After browsing this file for a while (and relying on some of the comments), there seems to be definitions for:

  • partial
  • cmp_to_key
  • reduce
  • lru_cache

So, functools is an hybrid module, partially written in Python, partially written in C. But it actually goes a bit further than that. Going back to the functools.py file and looking at, for example, the reference to cmp_to_key we get this:

def cmp_to_key(mycmp):  
    """Convert a cmp= function into a key= function"""
    class K(object):
        __slots__ = ['obj']
        def __init__(self, obj):
            self.obj = obj
        def __lt__(self, other):
            return mycmp(self.obj, other.obj) < 0
        def __gt__(self, other):
            return mycmp(self.obj, other.obj) > 0
        def __eq__(self, other):
            return mycmp(self.obj, other.obj) == 0
        def __le__(self, other):
            return mycmp(self.obj, other.obj) <= 0
        def __ge__(self, other):
            return mycmp(self.obj, other.obj) >= 0
        __hash__ = None
    return K

    from _functools import cmp_to_key
except ImportError:  

There's a Python implementation of cmp_to_key and then it tries to import the same name from _functools. The pure Python version acts as a fallback in case the C extension is not available for some reason.
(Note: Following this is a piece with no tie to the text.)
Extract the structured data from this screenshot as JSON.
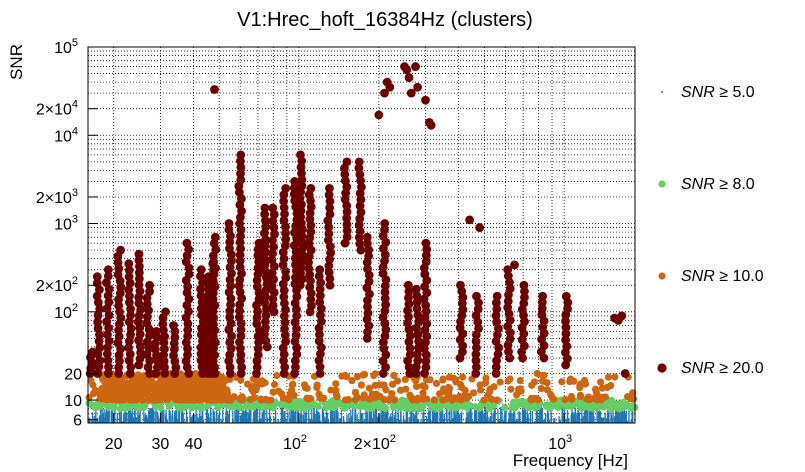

This pattern is used for every other function that gets imported from _functools except for reduce. My guess is that this has something to do with the fact that reduce used to be a built-in function.

The code I found here varies a lot in complexity. The implementations for singledispatch or lru_cache are quite complex (and perhaps deserving of their own posts) while wraps and total_ordering are so accessible that even a beginner can understand them very quickly. The C extension parts of it, are arguably much harder to understand and it would take a lot more effort to be familiar with that part of the code.

But what about tests?

Inside the Lib folder, there's another folder called tests. There's a large amount of files in the folder. One in particular holds the test cases for the functools module, conveniently called test_functools.py.
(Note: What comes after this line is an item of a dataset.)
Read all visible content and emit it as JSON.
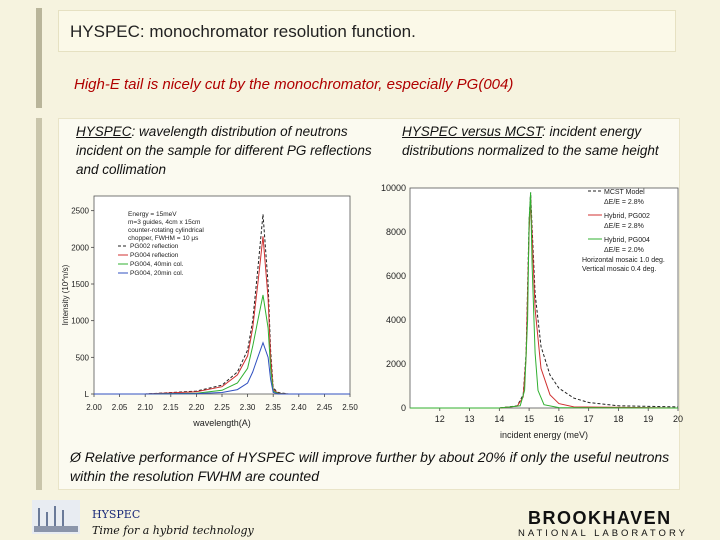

The first thing to notice about this is that it uses unittest. Great example of dogfooding. The second thing I noticed was these two lines:

py_functools = support.import_fresh_module('functools', blocked=['_functools'])  
c_functools = support.import_fresh_module('functools', fresh=['_functools'])  

The module is written in both Python and C. And partially written in both. So, both versions need to be tested individually. A curiosity I found here is that for the functions that have implementations in both C and Python, the C versions seem to be much more thoroughly tested. Which makes sense, since they are probably the ones being called on most use cases, so there's a bigger ROI there.

Diving into Python's source code made for an entertaining and educational couple of hours. For a codebase that's been there for decades, it was pretty easy to find what I was looking for.